The result was that chances for members of the poor white working class in the South to improve their status was greatly limited by the system of slavery which really benefited only a small exploiting class. As Southerner Hinton Rowan Helper wrote in his The Impending Crisis of the South in 1857, "illiterate poor whites [are] made poor and ignorant by the system of slavery."
Philip Katcher
Devon, Pa.
Today I received in the mail a photocopy of your "Editorial Notes" from the April 2002 issue of The Witness "Women confronting violence." I am so pleased to read it. It is beautiful. I was completely unaware of the editorial and issue because I am no longer at my Milford address and have been unable to afford a subscription both of those being the result of a divorce. (Healing and recovery has led to the truth-telling and "radical reformation" you mention in your editorial.)

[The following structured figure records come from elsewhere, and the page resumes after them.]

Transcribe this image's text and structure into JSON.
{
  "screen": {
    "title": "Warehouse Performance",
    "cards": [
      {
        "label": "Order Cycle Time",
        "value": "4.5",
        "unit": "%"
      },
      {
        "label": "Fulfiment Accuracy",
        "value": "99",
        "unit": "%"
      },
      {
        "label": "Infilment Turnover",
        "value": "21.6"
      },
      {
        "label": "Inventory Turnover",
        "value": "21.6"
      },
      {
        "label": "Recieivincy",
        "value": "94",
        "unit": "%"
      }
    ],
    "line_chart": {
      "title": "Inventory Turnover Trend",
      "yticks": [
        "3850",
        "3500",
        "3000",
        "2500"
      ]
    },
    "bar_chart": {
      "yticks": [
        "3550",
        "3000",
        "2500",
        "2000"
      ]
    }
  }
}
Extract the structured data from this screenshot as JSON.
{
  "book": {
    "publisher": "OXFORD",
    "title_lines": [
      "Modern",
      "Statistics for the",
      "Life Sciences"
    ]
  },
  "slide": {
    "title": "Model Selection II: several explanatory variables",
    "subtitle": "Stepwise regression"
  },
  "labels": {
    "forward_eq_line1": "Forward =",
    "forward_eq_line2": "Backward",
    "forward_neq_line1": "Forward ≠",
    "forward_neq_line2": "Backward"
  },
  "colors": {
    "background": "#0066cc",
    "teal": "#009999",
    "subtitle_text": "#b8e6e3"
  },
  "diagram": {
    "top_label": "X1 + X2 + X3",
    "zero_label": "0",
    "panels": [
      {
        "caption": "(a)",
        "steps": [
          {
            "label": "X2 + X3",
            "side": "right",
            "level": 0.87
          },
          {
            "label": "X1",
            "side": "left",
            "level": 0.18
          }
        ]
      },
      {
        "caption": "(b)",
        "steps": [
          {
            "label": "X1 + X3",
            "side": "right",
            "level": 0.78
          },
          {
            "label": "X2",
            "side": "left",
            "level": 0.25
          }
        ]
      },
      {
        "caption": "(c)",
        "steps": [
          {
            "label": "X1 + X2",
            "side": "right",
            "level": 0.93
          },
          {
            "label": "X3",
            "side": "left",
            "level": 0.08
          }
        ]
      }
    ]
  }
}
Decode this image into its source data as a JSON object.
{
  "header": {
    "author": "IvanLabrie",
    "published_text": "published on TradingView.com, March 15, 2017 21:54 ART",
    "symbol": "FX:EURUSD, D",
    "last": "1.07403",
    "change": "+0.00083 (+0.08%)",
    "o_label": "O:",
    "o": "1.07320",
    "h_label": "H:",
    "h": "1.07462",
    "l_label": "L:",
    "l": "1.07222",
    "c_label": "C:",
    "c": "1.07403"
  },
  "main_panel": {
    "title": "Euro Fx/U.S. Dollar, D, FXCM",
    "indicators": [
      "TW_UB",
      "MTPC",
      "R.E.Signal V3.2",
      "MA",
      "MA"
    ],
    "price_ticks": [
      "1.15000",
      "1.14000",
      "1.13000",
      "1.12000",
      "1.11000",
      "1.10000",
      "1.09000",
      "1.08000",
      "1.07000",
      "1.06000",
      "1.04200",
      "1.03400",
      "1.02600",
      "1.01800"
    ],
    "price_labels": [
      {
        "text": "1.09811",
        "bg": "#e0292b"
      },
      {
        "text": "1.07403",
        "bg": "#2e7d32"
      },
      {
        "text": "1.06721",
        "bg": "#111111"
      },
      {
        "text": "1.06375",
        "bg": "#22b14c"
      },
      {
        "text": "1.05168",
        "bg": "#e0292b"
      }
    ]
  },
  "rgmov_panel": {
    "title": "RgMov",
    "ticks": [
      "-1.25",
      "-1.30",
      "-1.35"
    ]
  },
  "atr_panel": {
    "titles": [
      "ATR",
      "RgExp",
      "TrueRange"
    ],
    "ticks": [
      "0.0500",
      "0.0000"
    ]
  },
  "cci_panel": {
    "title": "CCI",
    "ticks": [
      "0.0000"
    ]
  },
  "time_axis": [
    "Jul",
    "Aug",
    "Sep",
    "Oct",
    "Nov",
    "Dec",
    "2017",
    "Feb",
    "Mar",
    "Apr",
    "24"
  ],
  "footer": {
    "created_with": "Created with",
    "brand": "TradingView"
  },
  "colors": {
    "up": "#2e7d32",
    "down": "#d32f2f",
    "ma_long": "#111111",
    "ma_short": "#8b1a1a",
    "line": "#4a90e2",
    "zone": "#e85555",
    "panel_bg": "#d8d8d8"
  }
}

And the odd thing about finding out about your column and the issue devoted to women and violence besides that it is eight months after the fact is that it came from my former therapist. I believe she may have begun a subscription to The Witness when I shared with her my initial letter to you. However it has happened, I am grateful to you and all at The Witness for breaking the silence, and I cant wait to read the April, 2002 issue.
There has been a grace-filled ripple effect from your "Recovering from human evil" issue [12/99] and my response letter. Thank you for being faithful in ways I havent experienced anywhere else. You are truly witnessing, breaking the silence. And, as you wrote, it is "earth-shattering."
Mary Eldridge
Ann Arbor, Mich.
Our being "first in war and first in peace" does not include preemptive war, lest we be like Hitlers Germany which launched a preemptive war against Russia, thus spreading World War II and labeling Hitler a war criminal. The World War II Japanese preemptive strike against Pearl Harbor "will live in infamy." Preemptive war smacks of "gangland ethics." Lest President Bush et al. end up in history classified with war criminals, the U.S. must seek peace guaranteed by the United Nations.
John Julian Hancock
Los Angeles, Calif.
It is with joy and respect that I renew my subscription to The Witness magazine and express my confidence that the Spirit is speaking to the churches in the forthright words and committed focus of the magazine on the dynamic action of faithful people to bring liberation and reconciliation to a world full of hostility, exploitation, divisiveness and imprisonment of all kinds. Keep it up!
Holly Antolini
Cushing, Maine
The email address for Roy Nielsen, who wrote the commentary on Sudan for the March/April issue of The Witness, was given incorrectly. Nielsens email address is: wr.nielsen@worldnet.att.net.
Also, our Jan./Feb. story on the restructuring of the national churchs ethnic ministry unit quoted a statement that "nobody applied for the directors position." Ernesto Obregon alerted us that he had himself applied, so the information was mistaken.